Бидермейер повернулся к Салли.

– Успокойся, дорогая. Я огражу тебя от полиции. – Его голос звучал так тихо и успокаивающе, как шорох дождя по оконному стеклу. – Я спасу тебя от ФБР, от прессы, от кого угодно. Тебе нужно оставить этого мужчину – ведь ты даже не знаешь, кто он такой.

– Сьюзен, – раздался голос Скотта. – Я очень сожалею о случившемся, но я понимаю, что ты не могла с собой справиться. Все эти иллюзии, фантазии, о которых рассказал доктор Бидермейер, все это было с тобой. Ты действительно застрелила Эймори, мы застали тебя с пистолетом в руке. Мы видели, как ты, держа пистолет, склонилась над телом. Все просто хотели тебе помочь. Мы не сказали полицейским ни слова, доктор Бидермейер уехал еще до их появления. Никто тебя не обвинял. Мы с самого начала защищали тебя.

– Я не убивала своего отца. Заговорила Ноэль:

– Но ты говорила, что совсем ничего не помнишь. Ты рассказывала, как боялась, что Эймори убила я, и именно поэтому ты и пустилась в бега. Чтобы выгородить тебя, я заставила полицию подозревать меня в убийстве – я старалась вести себя так, будто виновата, хотя на самом деле я его не убивала. Спасло меня то, что они так и не нашли орудия убийства. Ни Скотт, ни я не рассказали полиции, что мы практически были свидетелями выстрела. Скотт им даже не сказал, что был в доме. Это навлекло на меня еще больше подозрений. Они не смогли тебя найти. У полиции сложилось мнение, будто ты знала, что убийца – я, и поэтому скрылась. Но я этого не делала, Салли, не делала. Это сделала ты.

– Я тоже знаю, что Ноэль не убивала, – подтвердил Скотт. Его остывающая трубка теперь свободно болталась в правой руке. – Мы встретились в коридоре и вместе прошли в гостиную. Ты была там – склонилась над телом с пистолетом в руке. Ты должна поехать с доктором Бидермейером, или тебе придется закончить свои дни за решеткой.

– Ах да, – встрепенулся Квинлан. – Добрый доктор Бидермейер! Или мне следует называть вас Норманом Липси, представителем нашего доброго северного соседа – Канады?

– Я предпочитаю Бидермейера, – произнес доктор с завидным хладнокровием. Он еще удобнее расположился в кресле – само олицетворение невозмутимого расслабленного мужчины, безмятежное спокойствие которого не омрачено ни единой проблемой.

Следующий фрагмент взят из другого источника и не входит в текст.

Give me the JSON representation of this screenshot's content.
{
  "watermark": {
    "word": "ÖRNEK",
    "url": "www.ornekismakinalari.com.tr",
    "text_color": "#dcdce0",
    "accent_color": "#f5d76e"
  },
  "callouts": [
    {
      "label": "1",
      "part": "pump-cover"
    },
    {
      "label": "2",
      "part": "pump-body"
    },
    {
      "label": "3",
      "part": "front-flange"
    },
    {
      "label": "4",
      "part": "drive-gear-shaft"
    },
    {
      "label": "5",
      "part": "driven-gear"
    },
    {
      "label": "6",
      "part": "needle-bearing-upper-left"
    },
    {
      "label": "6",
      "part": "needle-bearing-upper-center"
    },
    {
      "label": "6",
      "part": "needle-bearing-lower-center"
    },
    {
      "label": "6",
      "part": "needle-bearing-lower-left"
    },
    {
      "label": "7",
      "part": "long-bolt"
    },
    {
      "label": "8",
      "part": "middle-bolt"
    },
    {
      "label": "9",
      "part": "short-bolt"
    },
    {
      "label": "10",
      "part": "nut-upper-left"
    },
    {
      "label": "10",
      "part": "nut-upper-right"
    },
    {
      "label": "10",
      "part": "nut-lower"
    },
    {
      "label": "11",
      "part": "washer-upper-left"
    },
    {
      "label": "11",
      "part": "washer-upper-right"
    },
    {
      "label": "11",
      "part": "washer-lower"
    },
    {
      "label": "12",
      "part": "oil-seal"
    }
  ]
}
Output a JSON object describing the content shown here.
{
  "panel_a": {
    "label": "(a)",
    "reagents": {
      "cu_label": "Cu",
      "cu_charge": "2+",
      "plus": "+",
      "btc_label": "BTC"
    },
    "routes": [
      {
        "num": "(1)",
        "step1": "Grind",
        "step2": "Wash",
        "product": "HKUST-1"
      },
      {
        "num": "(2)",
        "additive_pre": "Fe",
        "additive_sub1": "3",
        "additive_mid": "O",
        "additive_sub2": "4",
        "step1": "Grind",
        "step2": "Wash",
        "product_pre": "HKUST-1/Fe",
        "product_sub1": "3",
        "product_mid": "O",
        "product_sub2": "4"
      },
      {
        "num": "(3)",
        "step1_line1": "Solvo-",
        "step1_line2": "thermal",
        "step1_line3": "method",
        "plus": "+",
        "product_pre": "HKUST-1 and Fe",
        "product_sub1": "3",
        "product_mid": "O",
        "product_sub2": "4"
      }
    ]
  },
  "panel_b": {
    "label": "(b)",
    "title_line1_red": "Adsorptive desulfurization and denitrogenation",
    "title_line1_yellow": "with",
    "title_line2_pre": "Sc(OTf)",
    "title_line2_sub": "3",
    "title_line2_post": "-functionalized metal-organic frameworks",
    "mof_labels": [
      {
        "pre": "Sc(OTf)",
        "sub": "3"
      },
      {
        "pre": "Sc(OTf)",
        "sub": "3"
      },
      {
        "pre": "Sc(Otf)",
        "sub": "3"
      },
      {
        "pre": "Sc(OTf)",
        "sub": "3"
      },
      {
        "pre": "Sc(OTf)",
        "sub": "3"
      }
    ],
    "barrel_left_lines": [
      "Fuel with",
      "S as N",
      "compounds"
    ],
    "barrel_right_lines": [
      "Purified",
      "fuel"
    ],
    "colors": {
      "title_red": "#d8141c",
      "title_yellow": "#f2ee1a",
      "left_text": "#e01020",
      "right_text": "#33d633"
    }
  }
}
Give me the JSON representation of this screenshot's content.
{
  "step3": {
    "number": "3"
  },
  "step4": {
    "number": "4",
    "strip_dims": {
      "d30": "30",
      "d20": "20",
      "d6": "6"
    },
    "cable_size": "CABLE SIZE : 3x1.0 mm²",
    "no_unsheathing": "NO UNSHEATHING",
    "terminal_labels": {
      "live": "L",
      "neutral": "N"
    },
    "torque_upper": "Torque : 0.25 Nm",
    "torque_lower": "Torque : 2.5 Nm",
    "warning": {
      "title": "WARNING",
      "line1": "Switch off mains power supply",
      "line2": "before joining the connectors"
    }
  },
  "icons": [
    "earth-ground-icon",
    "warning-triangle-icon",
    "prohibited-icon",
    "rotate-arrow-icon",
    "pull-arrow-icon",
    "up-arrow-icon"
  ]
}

– О чем он говорит? – насторожился Скотт.

– Наш добрый доктор – шарлатан, – пояснил Квинлан. – Его маленькое укромное убежище не что иное, как тюрьма, в которую можно упрятать нежелательную персону, если родственники или еще кто-то хотят убрать человека с дороги. Мне давно любопытно, какую кругленькую сумму платил ему отец Салли, чтобы держать свою дочь в лечебнице? Может, вы знаете, Скотт? Возможно даже, часть этих денег была вашей. Я почти уверен, что так оно и было.

– Вы меня оскорбляете. Я – врач. Я подам на вас в суд за клевету.

Ноэль неуверенно заговорила:

– Я бывала в лечебнице доктора Бидермейера. Это современное заведение, очень чистое, трудно пожелать пациентам лучшего места. Я не навещала Салли только потому, что она была очень больна. Что вы имеете в виду, мистер Квинлан, когда говорите, что клиенты платят доктору Бидермейеру за то, чтобы он держал, как вы утверждаете, в «тюрьме» их врагов?

– К сожалению, это правда, миссис Сент-Джон, сущая правда. Ваш муж мечтал убрать Салли с глаз долой. Хотел ли он таким образом отомстить ей наконец за ее многочисленные попытки заступиться за вас? Готов поклясться, что все это действительно часть его мести.